そして、隣にいる浩平の関係性を無言で問うている。浩平は訝しげにその男と私を交互に見ている。
ーまずいな。この場をどう収めるべきかー
どちらかの側につけば、どちらかを失うのは明白だった。もちろんどちらかと言われたら、現時点では陽介をとるが、この善良な浩平をこの場で、ピエロにしてしまっては女が廃る。
そして結衣は口を開いた。
「陽介さん、この前はありがとうございました。お食事美味しかったですね。また行きましょう!」
そして極めて明るく続ける。
「あ、こちら、浩平さん。インターネット企業でプロデューサーをしているんです。こちらは、陽介さん。外資投資銀行に勤務されてるそうです。」
結衣のその屈託のない表情と発言に二人は面食らったようだ。
中庸が最善と首相は言ったが、これは、外交に留まらず恋愛でも同様。隠せば「隠し事」になり不信感を抱かせる一方で、ちょっぴり気まずさはあるものの、手の中のカードを見せてしまえば、責められることはない。
陽介は、何かを言いたげだったが、どうも、と浩平に頭を下げ、会食終わりに一人で飲みに来てたことを明かした。そして、しばしの沈黙のち、じゃあ、また、と会釈をしてカウンターに戻った。
結衣は、心の中で安堵のため息をつくと、浩平が言った。
「世の中って狭いね。こんなところで知り合いに会うなんてね。」
浩平は、ほんとうにただの知り合いと思ってるのか、それとも善良さの皮をまとって、本当は猜疑心と、嫉妬心で傷ついているのだろうか。結衣は、不都合な思考に蓋をして、もう一杯オーダーすることにした。

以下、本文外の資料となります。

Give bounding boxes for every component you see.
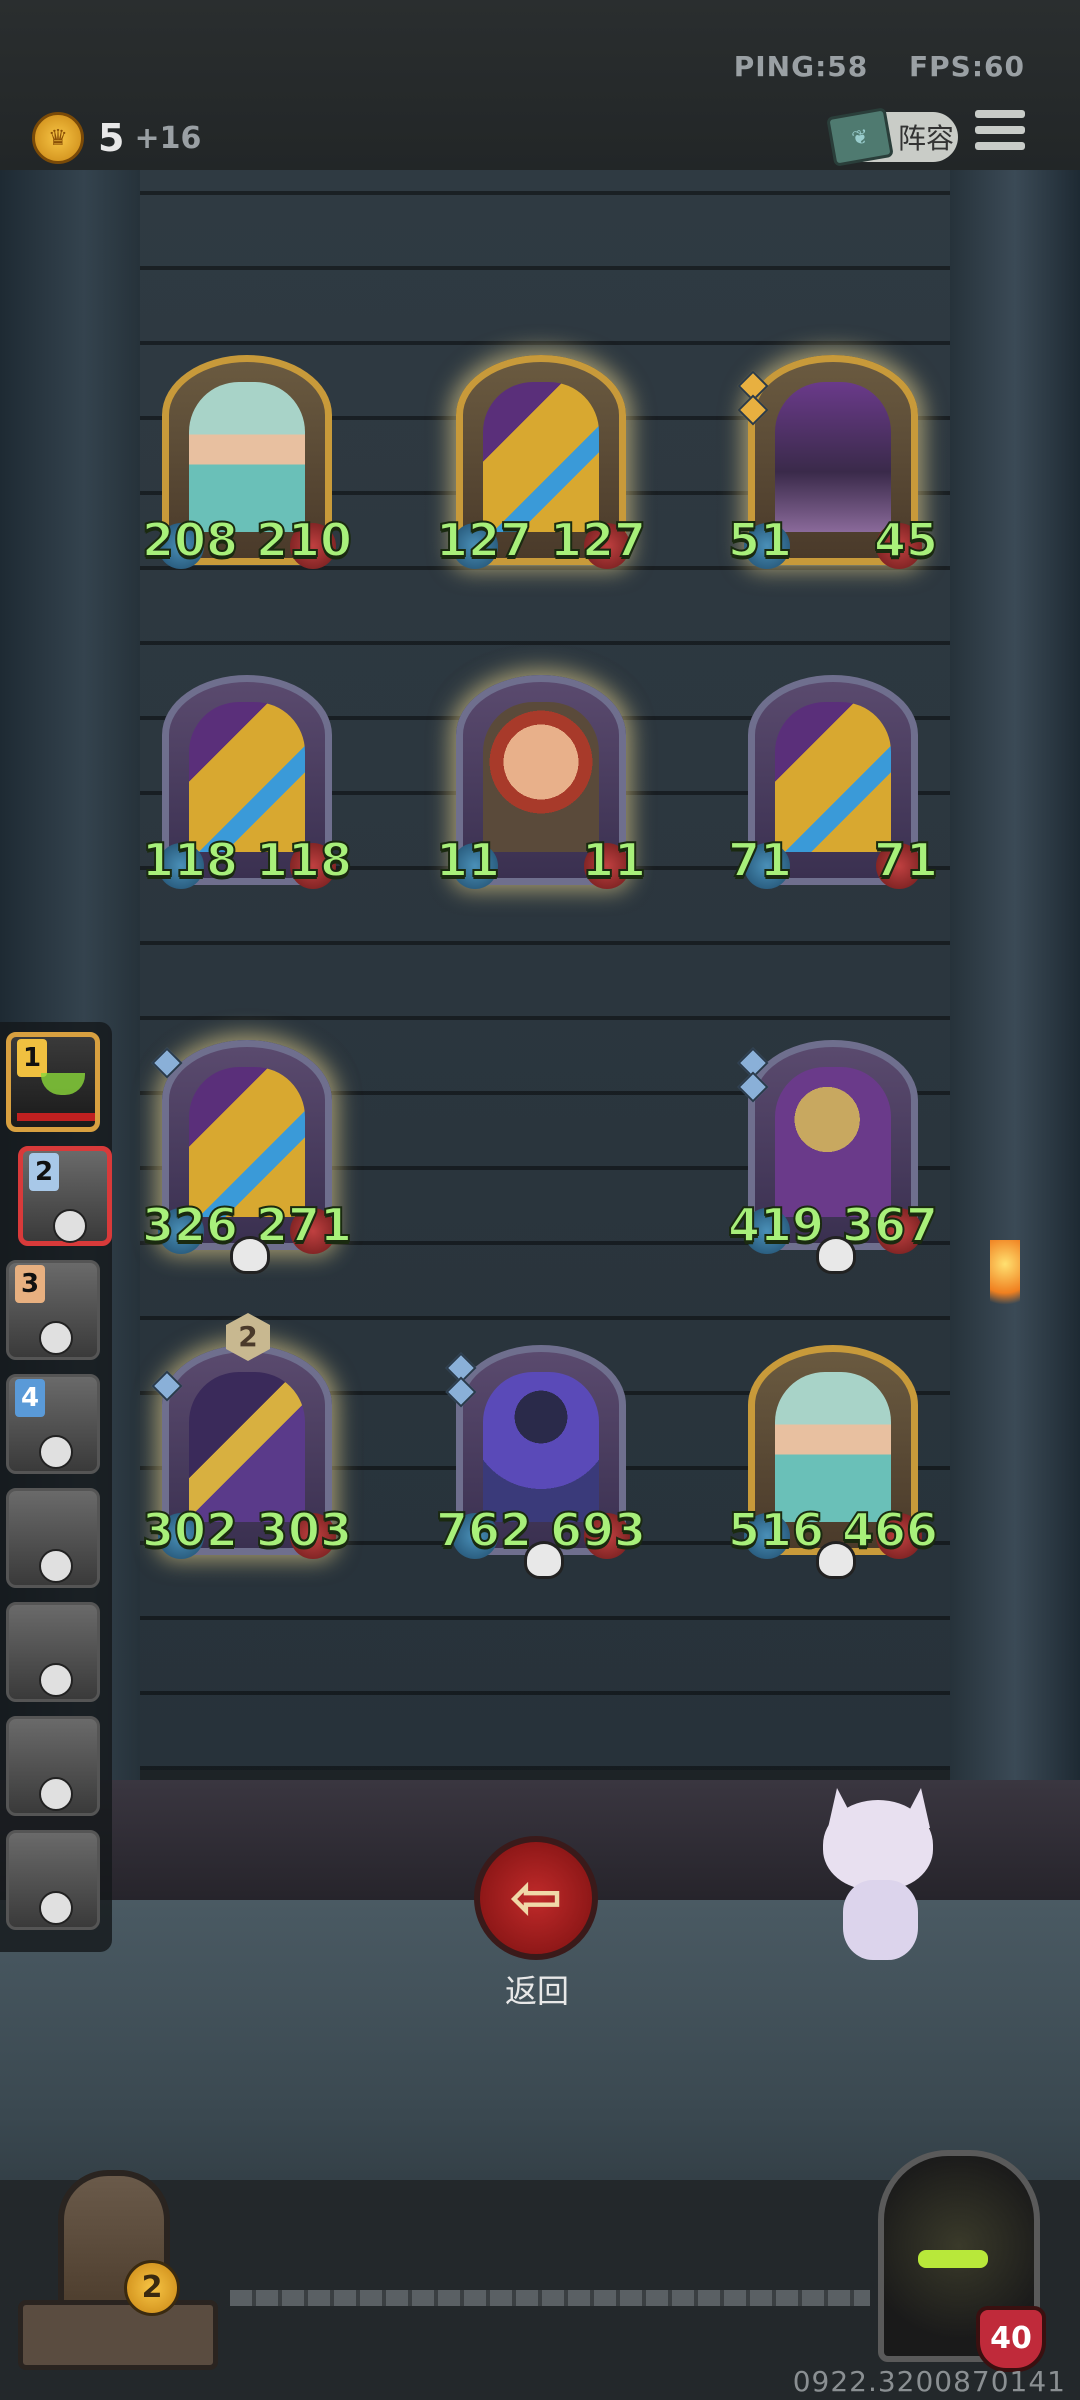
menu-icon[interactable] — [975, 110, 1025, 154]
attack-value: 208 — [141, 512, 239, 568]
health-value: 127 — [549, 512, 647, 568]
robot-portrait — [189, 1067, 305, 1217]
health-value: 71 — [873, 832, 939, 888]
attack-value: 302 — [141, 1502, 239, 1558]
attack-value: 51 — [727, 512, 793, 568]
rank-number: 2 — [29, 1153, 59, 1191]
player-ranking-sidebar: 1 2 3 4 — [0, 1022, 112, 1952]
robot-portrait — [775, 702, 891, 852]
health-value: 271 — [255, 1197, 353, 1253]
lineup-button[interactable]: ❦ 阵容 — [826, 107, 958, 167]
attack-value: 419 — [727, 1197, 825, 1253]
enemy-card-wizard[interactable]: 2 302 303 — [141, 1313, 353, 1559]
arrow-left-icon: ⇦ — [509, 1861, 563, 1935]
rank-number: 4 — [15, 1379, 45, 1417]
player-slot-6[interactable] — [6, 1602, 100, 1702]
rank-number: 1 — [17, 1039, 47, 1077]
rank-number: 3 — [15, 1265, 45, 1303]
minion-card-witch[interactable]: 51 45 — [727, 355, 939, 569]
witch-portrait — [775, 382, 891, 532]
player-slot-7[interactable] — [6, 1716, 100, 1816]
attack-value: 762 — [435, 1502, 533, 1558]
torch-flame-icon — [990, 1240, 1020, 1320]
skull-icon — [816, 1541, 856, 1579]
player-slot-5[interactable] — [6, 1488, 100, 1588]
book-icon: ❦ — [826, 107, 894, 167]
skull-icon — [53, 1209, 87, 1243]
health-value: 367 — [841, 1197, 939, 1253]
skull-icon — [39, 1663, 73, 1697]
health-value: 466 — [841, 1502, 939, 1558]
health-value: 210 — [255, 512, 353, 568]
return-button[interactable]: ⇦ — [474, 1836, 598, 1960]
clown-portrait — [483, 702, 599, 852]
hero-health-badge: 40 — [976, 2306, 1046, 2372]
top-bar: PING:58 FPS:60 ♛ 5 +16 ❦ 阵容 — [0, 0, 1080, 173]
skull-icon — [816, 1236, 856, 1274]
robot-portrait — [483, 382, 599, 532]
egg-robot-portrait — [775, 1067, 891, 1217]
skull-icon — [39, 1891, 73, 1925]
player-avatar — [41, 1073, 85, 1095]
player-slot-8[interactable] — [6, 1830, 100, 1930]
player-slot-3[interactable]: 3 — [6, 1260, 100, 1360]
right-pillar — [950, 170, 1080, 1920]
health-value: 45 — [873, 512, 939, 568]
coin-value: 5 — [98, 116, 125, 160]
coin-icon: ♛ — [32, 112, 84, 164]
attack-value: 127 — [435, 512, 533, 568]
health-value: 118 — [255, 832, 353, 888]
minion-card-robot[interactable]: 118 118 — [141, 675, 353, 889]
skull-icon — [39, 1435, 73, 1469]
enemy-card-egg-robot[interactable]: 419 367 — [727, 1040, 939, 1274]
chest-count-badge: 2 — [124, 2260, 180, 2316]
minion-card-clown[interactable]: 11 11 — [435, 675, 647, 889]
attack-value: 11 — [435, 832, 501, 888]
player-slot-1[interactable]: 1 — [6, 1032, 100, 1132]
return-label: 返回 — [504, 1972, 569, 2010]
coin-counter: ♛ 5 +16 — [32, 112, 201, 164]
lineup-label: 阵容 — [898, 122, 955, 155]
minion-card-robot[interactable]: 127 127 — [435, 355, 647, 569]
player-slot-4[interactable]: 4 — [6, 1374, 100, 1474]
coin-income: +16 — [134, 120, 202, 156]
attack-value: 326 — [141, 1197, 239, 1253]
player-slot-2[interactable]: 2 — [18, 1146, 112, 1246]
robot-portrait — [189, 702, 305, 852]
version-text: 0922.3200870141 — [792, 2365, 1066, 2398]
enemy-card-officer[interactable]: 516 466 — [727, 1345, 939, 1579]
enemy-card-mech[interactable]: 762 693 — [435, 1345, 647, 1579]
treasure-chest[interactable] — [18, 2150, 218, 2370]
health-value: 11 — [581, 832, 647, 888]
attack-value: 516 — [727, 1502, 825, 1558]
skull-icon — [39, 1321, 73, 1355]
minion-card-officer[interactable]: 208 210 — [141, 355, 353, 569]
skull-icon — [39, 1549, 73, 1583]
ping-readout: PING:58 — [733, 50, 869, 83]
health-bar — [17, 1113, 95, 1121]
mech-portrait — [483, 1372, 599, 1522]
skull-icon — [230, 1236, 270, 1274]
wizard-portrait — [189, 1372, 305, 1522]
attack-value: 118 — [141, 832, 239, 888]
skull-icon — [524, 1541, 564, 1579]
fps-readout: FPS:60 — [909, 50, 1025, 83]
attack-value: 71 — [727, 832, 793, 888]
officer-portrait — [775, 1372, 891, 1522]
health-value: 693 — [549, 1502, 647, 1558]
network-status: PING:58 FPS:60 — [704, 50, 1025, 83]
enemy-card-robot[interactable]: 326 271 — [141, 1040, 353, 1274]
health-value: 303 — [255, 1502, 353, 1558]
rail-track — [230, 2290, 870, 2306]
minion-card-robot[interactable]: 71 71 — [727, 675, 939, 889]
officer-portrait — [189, 382, 305, 532]
skull-icon — [39, 1777, 73, 1811]
cat-pet[interactable] — [818, 1788, 948, 1970]
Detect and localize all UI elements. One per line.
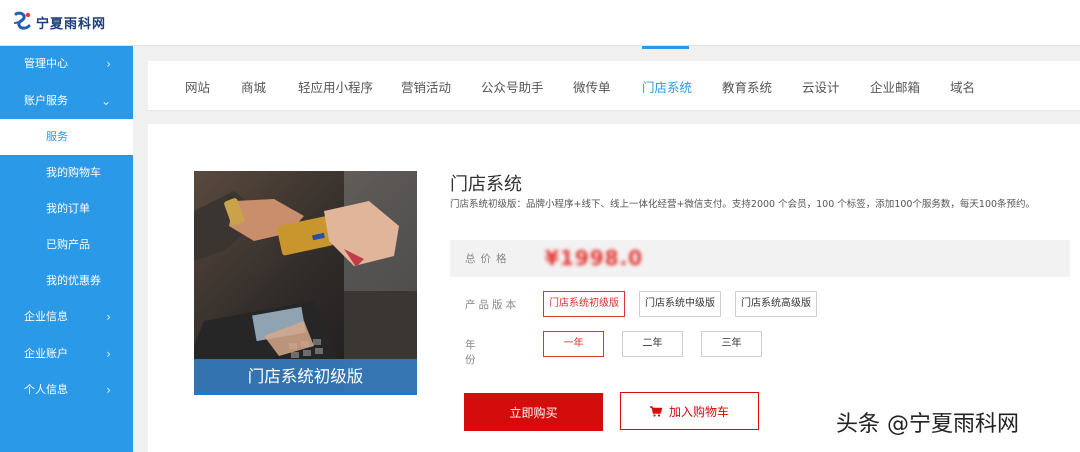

すでに『sudachi』で数杯と、あまおうのカクテル(それに浩平がオーダーしたキウイのカクテルを奪っていた)を飲み干していた。弱くはないが酒豪と言えるほどではない結衣の頬には赤みが差して、次の一杯が結衣の酔いの臨界点となることを、体はわかっている。
しかし、この場の気まずさを一掃させ、浩平の気分を少しリカバリーできるならお安い御用だ。もちろん臨界点ギリギリの表面張力で今夜は浩平の思い通りにはならないだろう。
ーだけど。3回目のデートは私からデートに誘ってみようかな—
店員が持ってきた桜の花びらが浮いた桜色のカクテルを、まんざらでもない気持ちで見つめた。